Pressick’s thesis is most useful in her analysis of urban informal settlements at a variety of scales and contexts. She looks at the causes of urbanization and the effects that globalization are having on these informal settlements. She also uses an interesting strategy of categorizing architectural precedents and applying them to her intervention as networks (communal sanitation), lines (mixed-use warehouse buildings), and points (programmed amenities). I appreciate her urban design perspective in tackling the issue of improving informal urban settlements. Though the thesis does not focus specifically on the collection and storage of rainwater, Pressick implements a variety of applicable strategies throughout her proposal, from communal sanitation blocks to storm water management. Her bibliography has also proven to be an invaluable basis for my research.

1 comment:

  1. You might want to tweak wording given the discussion that architects should not be responsible for dictating things - we saw the error of that in the Third Reich. Be mindful of wording in your strategies such as "enforce"; architects provide opportunities and choice.
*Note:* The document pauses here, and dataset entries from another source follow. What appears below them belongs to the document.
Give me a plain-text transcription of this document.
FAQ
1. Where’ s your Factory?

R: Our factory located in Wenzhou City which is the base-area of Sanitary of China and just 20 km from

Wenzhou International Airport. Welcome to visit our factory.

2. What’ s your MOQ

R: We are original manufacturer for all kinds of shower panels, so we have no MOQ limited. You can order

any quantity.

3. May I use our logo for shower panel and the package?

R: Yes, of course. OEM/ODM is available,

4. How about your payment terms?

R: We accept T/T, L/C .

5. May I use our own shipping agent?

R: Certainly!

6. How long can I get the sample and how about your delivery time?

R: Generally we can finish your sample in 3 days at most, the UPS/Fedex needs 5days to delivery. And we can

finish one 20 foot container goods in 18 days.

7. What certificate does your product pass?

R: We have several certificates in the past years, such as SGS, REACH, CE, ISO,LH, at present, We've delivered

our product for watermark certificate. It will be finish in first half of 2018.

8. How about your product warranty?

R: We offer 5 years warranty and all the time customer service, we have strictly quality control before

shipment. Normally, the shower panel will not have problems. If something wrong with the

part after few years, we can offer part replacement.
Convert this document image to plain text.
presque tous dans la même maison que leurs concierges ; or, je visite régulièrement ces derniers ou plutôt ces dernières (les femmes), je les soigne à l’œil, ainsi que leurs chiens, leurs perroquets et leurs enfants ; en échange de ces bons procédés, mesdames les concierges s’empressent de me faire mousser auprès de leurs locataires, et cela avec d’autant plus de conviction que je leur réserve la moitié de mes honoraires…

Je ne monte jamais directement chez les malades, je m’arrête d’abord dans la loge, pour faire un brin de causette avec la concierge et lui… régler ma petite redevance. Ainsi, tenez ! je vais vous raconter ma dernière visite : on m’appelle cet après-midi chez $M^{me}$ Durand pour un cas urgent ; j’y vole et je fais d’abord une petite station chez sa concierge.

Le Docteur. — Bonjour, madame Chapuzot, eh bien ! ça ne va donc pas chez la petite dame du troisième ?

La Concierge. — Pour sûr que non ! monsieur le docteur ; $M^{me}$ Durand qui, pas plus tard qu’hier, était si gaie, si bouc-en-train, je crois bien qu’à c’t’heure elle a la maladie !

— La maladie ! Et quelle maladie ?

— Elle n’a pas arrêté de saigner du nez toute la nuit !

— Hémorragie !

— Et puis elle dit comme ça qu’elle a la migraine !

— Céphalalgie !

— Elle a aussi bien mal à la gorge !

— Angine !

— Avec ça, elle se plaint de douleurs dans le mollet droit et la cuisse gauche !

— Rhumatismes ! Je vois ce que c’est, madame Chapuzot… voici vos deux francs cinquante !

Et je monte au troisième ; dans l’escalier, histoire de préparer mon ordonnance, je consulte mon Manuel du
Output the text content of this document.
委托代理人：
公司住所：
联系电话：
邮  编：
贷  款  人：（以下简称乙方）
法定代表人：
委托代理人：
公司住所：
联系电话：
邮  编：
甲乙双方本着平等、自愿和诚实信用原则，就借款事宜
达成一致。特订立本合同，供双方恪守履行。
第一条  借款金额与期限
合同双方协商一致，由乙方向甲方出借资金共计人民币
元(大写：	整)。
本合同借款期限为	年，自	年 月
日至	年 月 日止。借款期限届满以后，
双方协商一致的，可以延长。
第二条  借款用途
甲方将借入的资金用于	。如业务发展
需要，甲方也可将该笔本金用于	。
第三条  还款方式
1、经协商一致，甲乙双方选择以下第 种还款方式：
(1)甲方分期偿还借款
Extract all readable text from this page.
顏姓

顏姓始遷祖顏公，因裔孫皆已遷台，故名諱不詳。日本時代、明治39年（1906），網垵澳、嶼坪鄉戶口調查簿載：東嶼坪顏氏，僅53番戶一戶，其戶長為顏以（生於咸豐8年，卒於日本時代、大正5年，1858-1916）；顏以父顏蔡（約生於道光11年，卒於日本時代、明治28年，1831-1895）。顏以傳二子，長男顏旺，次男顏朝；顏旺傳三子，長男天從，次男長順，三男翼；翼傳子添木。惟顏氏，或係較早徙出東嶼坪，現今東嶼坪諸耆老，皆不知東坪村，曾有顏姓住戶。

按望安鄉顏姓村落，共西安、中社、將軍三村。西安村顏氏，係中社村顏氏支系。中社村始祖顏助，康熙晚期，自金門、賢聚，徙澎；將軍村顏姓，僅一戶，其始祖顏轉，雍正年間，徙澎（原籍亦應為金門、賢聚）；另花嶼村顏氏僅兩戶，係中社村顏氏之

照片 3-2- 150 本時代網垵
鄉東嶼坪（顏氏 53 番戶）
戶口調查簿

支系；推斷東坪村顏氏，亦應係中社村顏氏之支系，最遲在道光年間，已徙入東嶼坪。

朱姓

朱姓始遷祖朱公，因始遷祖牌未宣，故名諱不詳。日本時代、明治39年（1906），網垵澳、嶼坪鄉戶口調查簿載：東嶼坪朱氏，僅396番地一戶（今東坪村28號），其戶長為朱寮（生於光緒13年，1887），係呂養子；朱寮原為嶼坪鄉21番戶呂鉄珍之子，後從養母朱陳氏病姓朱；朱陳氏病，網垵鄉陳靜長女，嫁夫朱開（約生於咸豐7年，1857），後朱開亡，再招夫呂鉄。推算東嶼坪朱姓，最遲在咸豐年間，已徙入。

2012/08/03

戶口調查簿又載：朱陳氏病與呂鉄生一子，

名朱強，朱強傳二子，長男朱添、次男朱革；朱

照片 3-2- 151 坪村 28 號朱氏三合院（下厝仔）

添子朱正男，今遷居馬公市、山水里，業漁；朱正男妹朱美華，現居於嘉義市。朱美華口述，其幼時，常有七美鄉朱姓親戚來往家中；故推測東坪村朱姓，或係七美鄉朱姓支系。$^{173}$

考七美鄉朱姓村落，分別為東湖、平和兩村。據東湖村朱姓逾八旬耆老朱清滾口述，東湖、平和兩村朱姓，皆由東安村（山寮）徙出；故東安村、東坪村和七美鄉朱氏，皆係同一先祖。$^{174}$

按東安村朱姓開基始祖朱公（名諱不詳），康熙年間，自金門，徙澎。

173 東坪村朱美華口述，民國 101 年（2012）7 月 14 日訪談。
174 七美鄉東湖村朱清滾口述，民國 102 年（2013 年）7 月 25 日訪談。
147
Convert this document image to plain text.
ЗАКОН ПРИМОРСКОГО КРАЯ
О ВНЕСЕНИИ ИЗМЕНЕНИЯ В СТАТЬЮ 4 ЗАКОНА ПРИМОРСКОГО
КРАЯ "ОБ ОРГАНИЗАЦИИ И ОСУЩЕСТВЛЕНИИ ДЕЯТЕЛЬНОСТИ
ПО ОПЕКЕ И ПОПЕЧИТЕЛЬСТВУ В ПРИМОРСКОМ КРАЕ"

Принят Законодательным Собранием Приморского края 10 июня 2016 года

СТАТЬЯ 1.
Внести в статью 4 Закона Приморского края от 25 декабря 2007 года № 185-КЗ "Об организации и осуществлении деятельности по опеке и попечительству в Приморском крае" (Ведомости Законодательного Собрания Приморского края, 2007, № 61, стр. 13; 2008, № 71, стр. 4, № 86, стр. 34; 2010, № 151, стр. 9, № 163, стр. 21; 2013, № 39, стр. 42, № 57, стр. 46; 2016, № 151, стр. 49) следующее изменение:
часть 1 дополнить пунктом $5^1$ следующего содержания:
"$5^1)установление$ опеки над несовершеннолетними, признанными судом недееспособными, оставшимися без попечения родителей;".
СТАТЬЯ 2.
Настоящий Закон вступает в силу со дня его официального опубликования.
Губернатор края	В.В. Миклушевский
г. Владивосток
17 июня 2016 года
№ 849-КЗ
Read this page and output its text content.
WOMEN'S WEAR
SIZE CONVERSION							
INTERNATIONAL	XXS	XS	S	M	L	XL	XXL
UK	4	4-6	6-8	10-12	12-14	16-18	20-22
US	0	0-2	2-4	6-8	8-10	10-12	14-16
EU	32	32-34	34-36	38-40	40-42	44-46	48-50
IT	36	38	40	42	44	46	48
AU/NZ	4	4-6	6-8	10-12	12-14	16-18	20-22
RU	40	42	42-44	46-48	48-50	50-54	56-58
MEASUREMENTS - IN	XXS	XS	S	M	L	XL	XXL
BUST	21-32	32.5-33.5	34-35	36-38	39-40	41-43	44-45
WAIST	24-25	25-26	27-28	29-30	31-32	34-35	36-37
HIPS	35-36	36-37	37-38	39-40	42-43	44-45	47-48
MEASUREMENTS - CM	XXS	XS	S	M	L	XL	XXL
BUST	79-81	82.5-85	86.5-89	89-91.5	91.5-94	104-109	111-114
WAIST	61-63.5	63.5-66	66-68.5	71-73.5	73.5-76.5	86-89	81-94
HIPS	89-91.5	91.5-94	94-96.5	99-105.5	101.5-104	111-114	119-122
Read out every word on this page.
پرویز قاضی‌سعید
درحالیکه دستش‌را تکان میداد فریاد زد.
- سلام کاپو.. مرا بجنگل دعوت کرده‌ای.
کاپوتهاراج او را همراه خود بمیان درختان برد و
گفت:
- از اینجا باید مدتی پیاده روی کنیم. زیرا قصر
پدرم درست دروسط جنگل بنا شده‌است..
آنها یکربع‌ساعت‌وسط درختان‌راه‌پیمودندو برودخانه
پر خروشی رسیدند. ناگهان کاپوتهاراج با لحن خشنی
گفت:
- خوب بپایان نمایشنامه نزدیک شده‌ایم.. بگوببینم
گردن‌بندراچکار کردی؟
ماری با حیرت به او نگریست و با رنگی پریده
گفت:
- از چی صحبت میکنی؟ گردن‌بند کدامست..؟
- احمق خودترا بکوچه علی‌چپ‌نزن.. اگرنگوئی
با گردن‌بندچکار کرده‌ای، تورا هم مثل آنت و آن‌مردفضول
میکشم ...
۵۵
    Good to hear Rachel's thesis was good for the research support. It is worthwhile for everyone to genuinely look at the spectrum of theses (both within and beyond our own program) for invaluable and current authorities and resources on matters of concern. Faculty members are knowledgeable in their particular field of expertise and ideally you will outpace them in your own respective knowledge bases.
    With respect to the strategies themselves, the first one works so long as it is focused on the overarching architectural implications as opposed to discrete components (nobody's projects should come across as the cliched "PV-panel-encrusted-box-as-sustainable-architecture"). The second strategy (wording aside) might explicitly outline passive systems. The third strategy comes across more as a tactical response to a larger strategy that might resonate with something along the lines of "Optimize opportunities for passive water collection and storage". That way you can tactically include the surfaces issue as well as other tactics to support this strategy.